Undergraduate thesis project under the supervision of Dr. Anindya Iqbal and Dr. Shahrear Iqbal (Research Officer, National Research Council (NRC) Canada). In this research, we created a framework to efficiently process sequences of system calls, making them more accessible for language models to identify malicious patterns and detect Android malware. We utilized a Transformer models to analyze these sequences for malware detection. We fine-tuned various language models (BERT, RoBERTa, BigBird, LongFormer) with different sequence lengths and techniques such as supervised fine-tuning and contrastive learning. We then compared their performance against existing models like LSTM, Random Forest, and SVM. Our evaluation demonstrated a 6-7% improvement over the previous state-of-the-art model.

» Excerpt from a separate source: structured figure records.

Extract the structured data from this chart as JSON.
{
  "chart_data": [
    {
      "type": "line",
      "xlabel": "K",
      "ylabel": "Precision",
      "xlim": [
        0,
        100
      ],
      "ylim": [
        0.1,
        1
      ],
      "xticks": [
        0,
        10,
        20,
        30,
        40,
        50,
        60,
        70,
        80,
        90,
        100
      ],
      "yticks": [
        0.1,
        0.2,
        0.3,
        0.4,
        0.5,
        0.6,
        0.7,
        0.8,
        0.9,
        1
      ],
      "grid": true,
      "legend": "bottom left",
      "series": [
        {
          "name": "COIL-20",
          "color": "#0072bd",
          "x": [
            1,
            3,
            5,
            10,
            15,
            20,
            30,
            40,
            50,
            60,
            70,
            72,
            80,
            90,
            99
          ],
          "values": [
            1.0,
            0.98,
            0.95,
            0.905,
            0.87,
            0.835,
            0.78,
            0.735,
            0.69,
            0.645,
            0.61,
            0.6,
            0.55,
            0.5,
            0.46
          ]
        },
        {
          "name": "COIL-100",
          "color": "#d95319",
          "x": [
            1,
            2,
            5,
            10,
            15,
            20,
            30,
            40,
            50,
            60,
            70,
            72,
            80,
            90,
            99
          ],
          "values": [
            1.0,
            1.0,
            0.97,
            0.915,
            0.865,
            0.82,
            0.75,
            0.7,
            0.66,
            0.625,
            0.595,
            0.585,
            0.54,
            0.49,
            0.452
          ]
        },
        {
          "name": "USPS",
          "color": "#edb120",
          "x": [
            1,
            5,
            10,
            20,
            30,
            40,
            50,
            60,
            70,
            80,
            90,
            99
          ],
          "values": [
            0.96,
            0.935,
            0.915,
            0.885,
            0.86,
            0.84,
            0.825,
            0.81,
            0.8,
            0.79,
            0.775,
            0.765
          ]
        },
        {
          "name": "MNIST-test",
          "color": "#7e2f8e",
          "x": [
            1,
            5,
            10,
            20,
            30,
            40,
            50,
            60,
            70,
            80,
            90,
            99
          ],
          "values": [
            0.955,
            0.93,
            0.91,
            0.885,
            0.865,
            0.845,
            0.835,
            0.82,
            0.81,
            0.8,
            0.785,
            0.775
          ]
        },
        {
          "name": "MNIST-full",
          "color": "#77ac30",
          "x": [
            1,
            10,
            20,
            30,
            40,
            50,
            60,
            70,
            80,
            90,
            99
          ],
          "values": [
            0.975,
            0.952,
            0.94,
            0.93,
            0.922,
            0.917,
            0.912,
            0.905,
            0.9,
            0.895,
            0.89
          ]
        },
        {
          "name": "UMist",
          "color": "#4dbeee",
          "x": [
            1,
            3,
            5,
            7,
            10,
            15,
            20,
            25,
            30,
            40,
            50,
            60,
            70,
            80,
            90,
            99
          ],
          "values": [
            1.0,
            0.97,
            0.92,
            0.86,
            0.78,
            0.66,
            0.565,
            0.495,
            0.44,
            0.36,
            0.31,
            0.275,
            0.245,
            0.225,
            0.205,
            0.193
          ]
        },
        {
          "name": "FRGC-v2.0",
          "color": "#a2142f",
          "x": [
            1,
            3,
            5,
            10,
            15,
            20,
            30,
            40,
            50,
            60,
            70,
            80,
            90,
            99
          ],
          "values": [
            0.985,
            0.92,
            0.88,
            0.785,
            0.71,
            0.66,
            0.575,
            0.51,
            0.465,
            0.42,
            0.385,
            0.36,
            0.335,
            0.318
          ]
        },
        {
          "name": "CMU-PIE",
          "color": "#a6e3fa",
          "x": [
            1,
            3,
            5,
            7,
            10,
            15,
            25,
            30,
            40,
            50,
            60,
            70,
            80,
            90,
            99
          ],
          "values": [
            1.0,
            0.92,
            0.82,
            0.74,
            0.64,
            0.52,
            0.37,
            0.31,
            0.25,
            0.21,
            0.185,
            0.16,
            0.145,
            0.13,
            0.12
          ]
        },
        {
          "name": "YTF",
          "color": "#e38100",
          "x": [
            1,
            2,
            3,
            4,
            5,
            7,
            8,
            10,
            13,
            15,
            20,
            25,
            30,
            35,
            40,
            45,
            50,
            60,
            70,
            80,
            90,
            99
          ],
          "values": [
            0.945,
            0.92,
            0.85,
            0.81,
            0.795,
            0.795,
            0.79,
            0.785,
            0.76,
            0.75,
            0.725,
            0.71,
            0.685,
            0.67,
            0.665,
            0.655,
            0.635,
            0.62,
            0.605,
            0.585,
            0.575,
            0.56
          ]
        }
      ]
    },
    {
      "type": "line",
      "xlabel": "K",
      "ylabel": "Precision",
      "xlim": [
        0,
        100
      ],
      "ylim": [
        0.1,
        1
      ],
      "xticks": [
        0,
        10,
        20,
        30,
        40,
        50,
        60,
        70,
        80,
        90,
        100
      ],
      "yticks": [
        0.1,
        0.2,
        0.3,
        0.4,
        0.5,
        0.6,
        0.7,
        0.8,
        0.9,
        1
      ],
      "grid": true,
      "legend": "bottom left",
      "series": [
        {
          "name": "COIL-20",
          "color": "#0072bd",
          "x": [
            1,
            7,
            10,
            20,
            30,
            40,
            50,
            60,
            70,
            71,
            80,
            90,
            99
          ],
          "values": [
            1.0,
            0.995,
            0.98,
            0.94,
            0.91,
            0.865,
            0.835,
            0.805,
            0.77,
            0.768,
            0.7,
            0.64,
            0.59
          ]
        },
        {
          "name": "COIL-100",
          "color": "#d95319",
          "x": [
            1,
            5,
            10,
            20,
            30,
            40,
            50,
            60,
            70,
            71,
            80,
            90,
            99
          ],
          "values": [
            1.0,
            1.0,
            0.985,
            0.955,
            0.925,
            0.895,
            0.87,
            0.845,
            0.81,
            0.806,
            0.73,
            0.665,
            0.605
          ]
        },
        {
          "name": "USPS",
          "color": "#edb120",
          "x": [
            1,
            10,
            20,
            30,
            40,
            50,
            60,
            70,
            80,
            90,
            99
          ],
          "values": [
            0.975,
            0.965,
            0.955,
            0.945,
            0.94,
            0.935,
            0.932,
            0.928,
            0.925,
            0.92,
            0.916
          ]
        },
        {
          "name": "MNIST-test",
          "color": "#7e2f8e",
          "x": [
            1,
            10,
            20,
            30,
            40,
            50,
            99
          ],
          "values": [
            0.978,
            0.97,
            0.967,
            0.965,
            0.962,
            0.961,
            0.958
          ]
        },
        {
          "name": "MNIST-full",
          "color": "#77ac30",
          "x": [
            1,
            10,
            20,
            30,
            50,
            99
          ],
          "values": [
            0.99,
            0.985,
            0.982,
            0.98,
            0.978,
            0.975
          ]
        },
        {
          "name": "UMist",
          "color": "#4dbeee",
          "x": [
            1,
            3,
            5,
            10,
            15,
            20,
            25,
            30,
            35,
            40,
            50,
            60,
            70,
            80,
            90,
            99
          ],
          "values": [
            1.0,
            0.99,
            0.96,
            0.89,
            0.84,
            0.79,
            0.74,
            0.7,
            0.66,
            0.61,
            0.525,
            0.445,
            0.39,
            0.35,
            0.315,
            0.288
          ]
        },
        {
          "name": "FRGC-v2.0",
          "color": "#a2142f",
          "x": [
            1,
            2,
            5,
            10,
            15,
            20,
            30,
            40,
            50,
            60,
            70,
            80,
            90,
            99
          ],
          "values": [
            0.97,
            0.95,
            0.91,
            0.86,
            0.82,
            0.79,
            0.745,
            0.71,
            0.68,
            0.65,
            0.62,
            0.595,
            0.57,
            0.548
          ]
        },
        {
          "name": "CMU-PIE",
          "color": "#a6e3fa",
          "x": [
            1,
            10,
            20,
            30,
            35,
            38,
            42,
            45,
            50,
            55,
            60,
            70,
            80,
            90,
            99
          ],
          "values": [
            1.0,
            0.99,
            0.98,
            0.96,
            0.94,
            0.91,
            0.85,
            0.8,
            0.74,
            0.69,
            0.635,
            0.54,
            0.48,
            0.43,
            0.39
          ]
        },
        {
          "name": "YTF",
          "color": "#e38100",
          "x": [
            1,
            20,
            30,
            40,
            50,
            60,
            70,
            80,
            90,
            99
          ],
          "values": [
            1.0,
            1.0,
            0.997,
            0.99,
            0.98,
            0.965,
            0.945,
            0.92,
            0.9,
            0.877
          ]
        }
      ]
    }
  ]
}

[Thesis dissertation]This is a project under the supervision of Dr. Anindya Iqbal where our aim is to produce more human like reviews and automating review generation procedure through large language models. We are working on the latest RL based preference optimization to finetune state of the art open source LLMs and figure out more suitable evaluation metric to find out human likeliness of code review. The knowledge domains we need in this study are: Code review, LLM inference, LLM finetuning and Objective evaluation.